Alle müssen wissen, dass sie hinter der Form – die sie als Weg praktizieren, um zum
Herrn zu gelangen – doch hauptsächlich mit dem Mysterium, mit dem Herrn, der uns Sein
Leben anbietet, zu tun haben.“
Mit anderen Worten: Über Formen lässt sich
streiten, nicht über die Essenz, erinnert der Untersekretär der Gottesdienstkongregation.
Dass die Umsetzung der Liturgiereform noch lange nicht beendet ist, betont der Präfekt
der Gottesdienstkongregation, Kardinal Antonio Canizares Llovera.

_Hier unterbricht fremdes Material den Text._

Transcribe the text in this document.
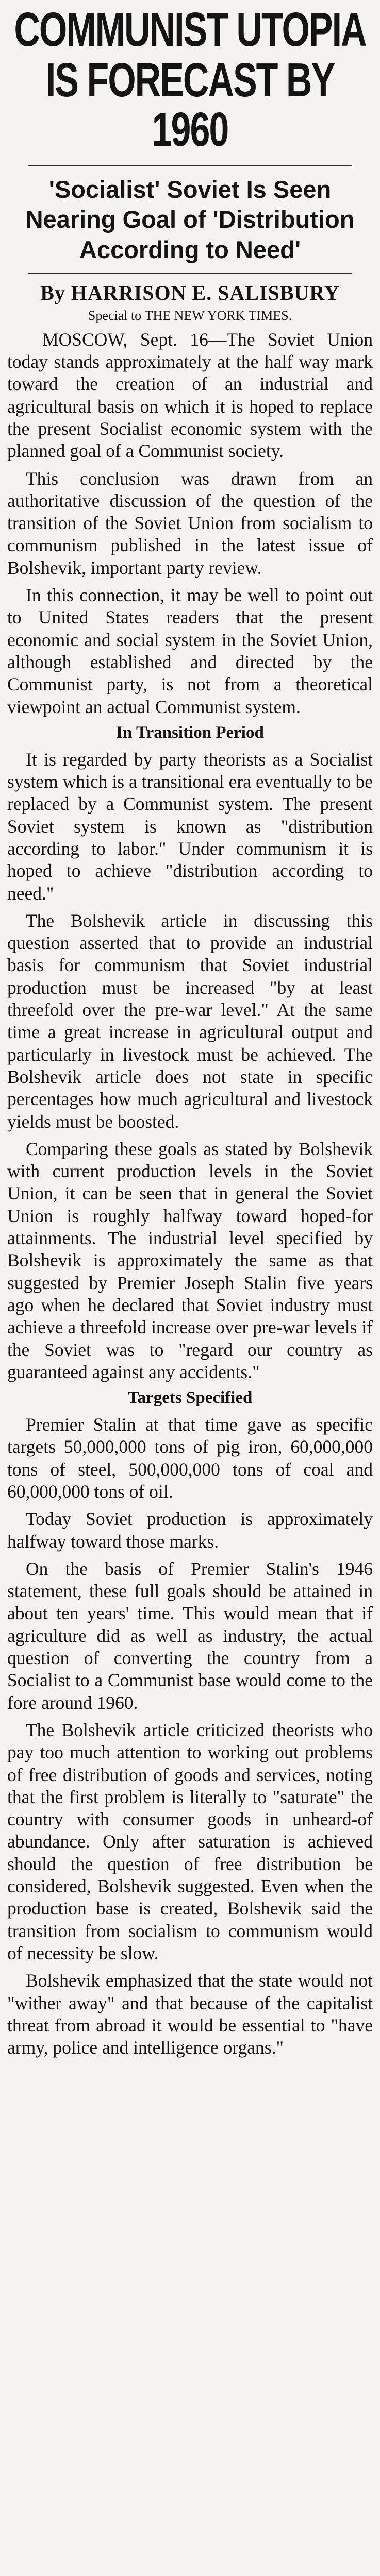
COMMUNIST UTOPIA
IS FORECAST BY 1960
'Socialist' Soviet Is Seen Nearing Goal of 'Distribution According to Need'
By HARRISON E. SALISBURY
Special to THE NEW YORK TIMES.

MOSCOW, Sept. 16—The Soviet Union today stands approximately at the half way mark toward the creation of an industrial and agricultural basis on which it is hoped to replace the present Socialist economic system with the planned goal of a Communist society.

This conclusion was drawn from an authoritative discussion of the question of the transition of the Soviet Union from socialism to communism published in the latest issue of Bolshevik, important party review.

In this connection, it may be well to point out to United States readers that the present economic and social system in the Soviet Union, although established and directed by the Communist party, is not from a theoretical viewpoint an actual Communist system.

In Transition Period

It is regarded by party theorists as a Socialist system which is a transitional era eventually to be replaced by a Communist system. The present Soviet system is known as "distribution according to labor." Under communism it is hoped to achieve "distribution according to need."

The Bolshevik article in discussing this question asserted that to provide an industrial basis for communism that Soviet industrial production must be increased "by at least threefold over the pre-war level." At the same time a great increase in agricultural output and particularly in livestock must be achieved. The Bolshevik article does not state in specific percentages how much agricultural and livestock yields must be boosted.

Comparing these goals as stated by Bolshevik with current production levels in the Soviet Union, it can be seen that in general the Soviet Union is roughly halfway toward hoped-for attainments. The industrial level specified by Bolshevik is approximately the same as that suggested by Premier Joseph Stalin five years ago when he declared that Soviet industry must achieve a threefold increase over pre-war levels if the Soviet was to "regard our country as guaranteed against any accidents."

Targets Specified

Premier Stalin at that time gave as specific targets 50,000,000 tons of pig iron, 60,000,000 tons of steel, 500,000,000 tons of coal and 60,000,000 tons of oil.

Today Soviet production is approximately halfway toward those marks.

On the basis of Premier Stalin's 1946 statement, these full goals should be attained in about ten years' time. This would mean that if agriculture did as well as industry, the actual question of converting the country from a Socialist to a Communist base would come to the fore around 1960.

The Bolshevik article criticized theorists who pay too much attention to working out problems of free distribution of goods and services, noting that the first problem is literally to "saturate" the country with consumer goods in unheard-of abundance. Only after saturation is achieved should the question of free distribution be considered, Bolshevik suggested. Even when the production base is created, Bolshevik said the transition from socialism to communism would of necessity be slow.

Bolshevik emphasized that the state would not "wither away" and that because of the capitalist threat from abroad it would be essential to "have army, police and intelligence organs."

Er schreibt im Begleittext
zur Tagung, es sei eine dringende Aufgabe für die Kirche, die „vom Zweiten Vatikanischen
Konzil gewollte liturgische Erneuerung weiterzuführen und zu vertiefen“: „Viel ist
geschehen, doch viel gibt es noch zu tun“, so der Kardinal.
Insgesamt wurden
im Rahmen der Reform liturgische Riten vereinfacht und mehr Mitgestaltung im Gottesdienst
durch das Kirchenvolk gewünscht. Dabei sollten ältere Traditionen aufgewertet und
der römische Ritus zugleich pastoraler und kommunikativer vermittelt werden. Dazu
gehörte etwa, dass man Bibeltexten im Gottesdienst mehr Raum einräumte, dass sich
der Priester dem Volk zuwandte und dass die Liturgie in der jeweiligen Muttersprache
der Gläubigen zugänglich gemacht wurde.